A shy young woman approached him.
“Real sorry about your mom. She was a good woman. She gave me a job when I got out of rehab... no one else would. Now, I'm straight and going to school. I wouldn't have been able to do it, if your mom had not taken a chance on me.”
An earnest young man grasped Mark's hand firmly.
“I run the homeless shelter, just up the road from Millie's Market. Thanks to your mother's generosity, I always had food to spare. She always told me if I want to feed the soul, I gotta feed the body first.”
A middle-aged woman, with three teenagers in tow, was next in line.
“I did not know, for a long time, that your mother owned the store. You know, she always ran the cash register. I guess working checkout was her way of getting to know her customers.”
One of the teenagers spoke up...
“Yeah, Miss Millie was pretty cool for an old lady... um...sorry. I mean... she'd talk to us, when she checked us out, and ask about school and everything... it was like she really cared.”
Mark could not believe the number of lives that had been touched through his mother's checkout line. Dozens of people came by with similar stories.
“She was a good listener.”
"She encouraged me when I was down.”
“She didn't even make me put stuff back when I didn't quite have enough money."
“She took time to pray with me when I was upset.”
“She always donated cookies to the Vacation Bible School.”
“She always donated bags of candy to the Fall Festival. Lots of kids got saved.”

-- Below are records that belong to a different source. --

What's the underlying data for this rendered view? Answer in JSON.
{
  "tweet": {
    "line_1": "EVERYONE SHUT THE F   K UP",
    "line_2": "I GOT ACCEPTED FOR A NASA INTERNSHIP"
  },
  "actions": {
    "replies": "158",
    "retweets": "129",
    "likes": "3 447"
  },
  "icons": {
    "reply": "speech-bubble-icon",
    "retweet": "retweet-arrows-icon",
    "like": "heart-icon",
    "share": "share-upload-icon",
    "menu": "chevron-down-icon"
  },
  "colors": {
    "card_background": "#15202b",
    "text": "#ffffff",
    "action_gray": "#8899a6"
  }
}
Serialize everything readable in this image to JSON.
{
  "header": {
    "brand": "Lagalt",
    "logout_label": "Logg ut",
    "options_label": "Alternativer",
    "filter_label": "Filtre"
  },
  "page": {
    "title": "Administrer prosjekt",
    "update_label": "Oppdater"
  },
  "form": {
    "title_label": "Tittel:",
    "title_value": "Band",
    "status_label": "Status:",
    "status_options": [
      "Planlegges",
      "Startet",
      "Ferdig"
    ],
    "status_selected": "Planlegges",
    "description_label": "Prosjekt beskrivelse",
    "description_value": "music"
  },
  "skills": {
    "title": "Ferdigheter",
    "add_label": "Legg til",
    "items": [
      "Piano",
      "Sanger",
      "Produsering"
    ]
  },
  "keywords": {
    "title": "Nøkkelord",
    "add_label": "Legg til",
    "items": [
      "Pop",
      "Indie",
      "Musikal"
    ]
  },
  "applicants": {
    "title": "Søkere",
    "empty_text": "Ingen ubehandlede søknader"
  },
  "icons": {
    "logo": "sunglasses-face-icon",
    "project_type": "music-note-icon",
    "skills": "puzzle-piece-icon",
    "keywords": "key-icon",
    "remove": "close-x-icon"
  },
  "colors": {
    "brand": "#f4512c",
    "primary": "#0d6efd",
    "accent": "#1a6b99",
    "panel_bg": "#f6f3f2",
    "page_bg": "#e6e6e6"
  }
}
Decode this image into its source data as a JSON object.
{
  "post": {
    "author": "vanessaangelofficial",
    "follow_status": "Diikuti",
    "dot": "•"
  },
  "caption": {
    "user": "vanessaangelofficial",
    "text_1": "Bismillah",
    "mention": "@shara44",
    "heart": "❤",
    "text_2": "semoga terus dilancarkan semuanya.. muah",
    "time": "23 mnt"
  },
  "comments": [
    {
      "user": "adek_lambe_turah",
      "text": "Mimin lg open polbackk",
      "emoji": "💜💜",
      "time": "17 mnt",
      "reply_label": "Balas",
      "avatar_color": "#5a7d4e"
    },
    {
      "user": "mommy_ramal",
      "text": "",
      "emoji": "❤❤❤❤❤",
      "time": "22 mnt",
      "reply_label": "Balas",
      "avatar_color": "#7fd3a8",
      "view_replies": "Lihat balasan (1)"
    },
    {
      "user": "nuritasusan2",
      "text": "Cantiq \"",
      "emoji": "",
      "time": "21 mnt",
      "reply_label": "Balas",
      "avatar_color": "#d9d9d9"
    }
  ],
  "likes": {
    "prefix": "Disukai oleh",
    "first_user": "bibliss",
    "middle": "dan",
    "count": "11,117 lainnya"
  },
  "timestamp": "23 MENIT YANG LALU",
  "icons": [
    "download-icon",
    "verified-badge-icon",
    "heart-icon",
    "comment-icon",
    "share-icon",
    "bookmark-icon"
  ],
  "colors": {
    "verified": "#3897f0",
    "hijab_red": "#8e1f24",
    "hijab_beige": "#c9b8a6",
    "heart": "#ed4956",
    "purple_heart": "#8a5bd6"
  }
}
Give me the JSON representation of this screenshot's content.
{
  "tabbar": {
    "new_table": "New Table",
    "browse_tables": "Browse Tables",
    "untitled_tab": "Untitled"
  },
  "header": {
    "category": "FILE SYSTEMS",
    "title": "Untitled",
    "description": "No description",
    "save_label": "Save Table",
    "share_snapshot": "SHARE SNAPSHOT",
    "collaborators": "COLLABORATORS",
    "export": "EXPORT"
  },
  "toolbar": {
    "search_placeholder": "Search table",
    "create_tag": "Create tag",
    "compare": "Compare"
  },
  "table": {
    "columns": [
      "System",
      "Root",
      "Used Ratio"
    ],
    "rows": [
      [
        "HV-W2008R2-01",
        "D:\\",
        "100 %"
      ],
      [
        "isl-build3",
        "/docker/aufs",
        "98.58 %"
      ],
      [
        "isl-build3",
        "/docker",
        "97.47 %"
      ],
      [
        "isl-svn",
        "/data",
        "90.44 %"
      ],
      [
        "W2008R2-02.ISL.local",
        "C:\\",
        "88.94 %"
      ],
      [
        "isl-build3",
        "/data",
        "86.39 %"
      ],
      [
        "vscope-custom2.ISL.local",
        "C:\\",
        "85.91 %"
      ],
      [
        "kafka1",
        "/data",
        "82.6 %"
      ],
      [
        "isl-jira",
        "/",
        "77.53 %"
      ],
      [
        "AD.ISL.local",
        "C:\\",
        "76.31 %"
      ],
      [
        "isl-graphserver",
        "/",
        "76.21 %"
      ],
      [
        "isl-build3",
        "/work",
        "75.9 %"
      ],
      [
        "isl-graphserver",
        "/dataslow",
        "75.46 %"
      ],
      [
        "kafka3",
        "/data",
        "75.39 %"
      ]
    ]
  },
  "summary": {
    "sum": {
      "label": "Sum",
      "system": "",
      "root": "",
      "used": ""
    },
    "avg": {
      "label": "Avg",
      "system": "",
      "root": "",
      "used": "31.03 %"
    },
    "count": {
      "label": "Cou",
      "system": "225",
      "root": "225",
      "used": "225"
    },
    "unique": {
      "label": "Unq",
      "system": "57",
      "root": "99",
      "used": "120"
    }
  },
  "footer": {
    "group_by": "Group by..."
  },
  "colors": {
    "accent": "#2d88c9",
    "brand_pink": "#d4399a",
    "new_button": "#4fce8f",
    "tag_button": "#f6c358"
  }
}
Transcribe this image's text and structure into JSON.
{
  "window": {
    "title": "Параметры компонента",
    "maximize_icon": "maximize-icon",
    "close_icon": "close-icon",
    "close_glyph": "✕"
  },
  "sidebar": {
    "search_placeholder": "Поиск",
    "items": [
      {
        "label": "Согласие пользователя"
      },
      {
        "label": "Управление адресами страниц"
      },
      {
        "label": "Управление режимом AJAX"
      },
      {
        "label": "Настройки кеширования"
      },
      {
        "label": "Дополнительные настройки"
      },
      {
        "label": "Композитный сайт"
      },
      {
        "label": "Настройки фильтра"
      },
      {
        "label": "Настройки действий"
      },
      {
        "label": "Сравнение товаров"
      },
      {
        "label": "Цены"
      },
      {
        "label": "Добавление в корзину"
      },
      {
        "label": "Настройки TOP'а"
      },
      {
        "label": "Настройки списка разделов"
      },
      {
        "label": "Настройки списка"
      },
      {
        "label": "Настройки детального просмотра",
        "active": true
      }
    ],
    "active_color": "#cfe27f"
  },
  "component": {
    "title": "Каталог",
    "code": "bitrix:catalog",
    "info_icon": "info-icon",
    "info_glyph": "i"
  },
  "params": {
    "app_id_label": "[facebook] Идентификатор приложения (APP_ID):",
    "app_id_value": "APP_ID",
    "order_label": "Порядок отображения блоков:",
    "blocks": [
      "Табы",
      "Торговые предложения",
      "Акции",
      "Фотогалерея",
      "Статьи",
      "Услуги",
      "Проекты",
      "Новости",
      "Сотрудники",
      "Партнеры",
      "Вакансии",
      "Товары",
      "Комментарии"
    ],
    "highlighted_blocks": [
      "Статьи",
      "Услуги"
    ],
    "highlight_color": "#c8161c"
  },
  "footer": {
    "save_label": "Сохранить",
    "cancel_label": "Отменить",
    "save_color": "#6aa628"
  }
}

“She knew everyone by name.”
“She was my friend.”
“She was like family.”
“She didn't just tell you she cared... she showed you.”
“The store won't be the same without her.”
~ ~ ~ ~ ~
“Ezra... Millie's Market stays open.”
~ ~ ~ ~ ~
Several days after the funeral, Millie's Market re-opened. A picture of Millie hung prominently over the cash register. A new face greeted customers as they checked out.
“Hi, I'm Mark... what can I do to help you today?”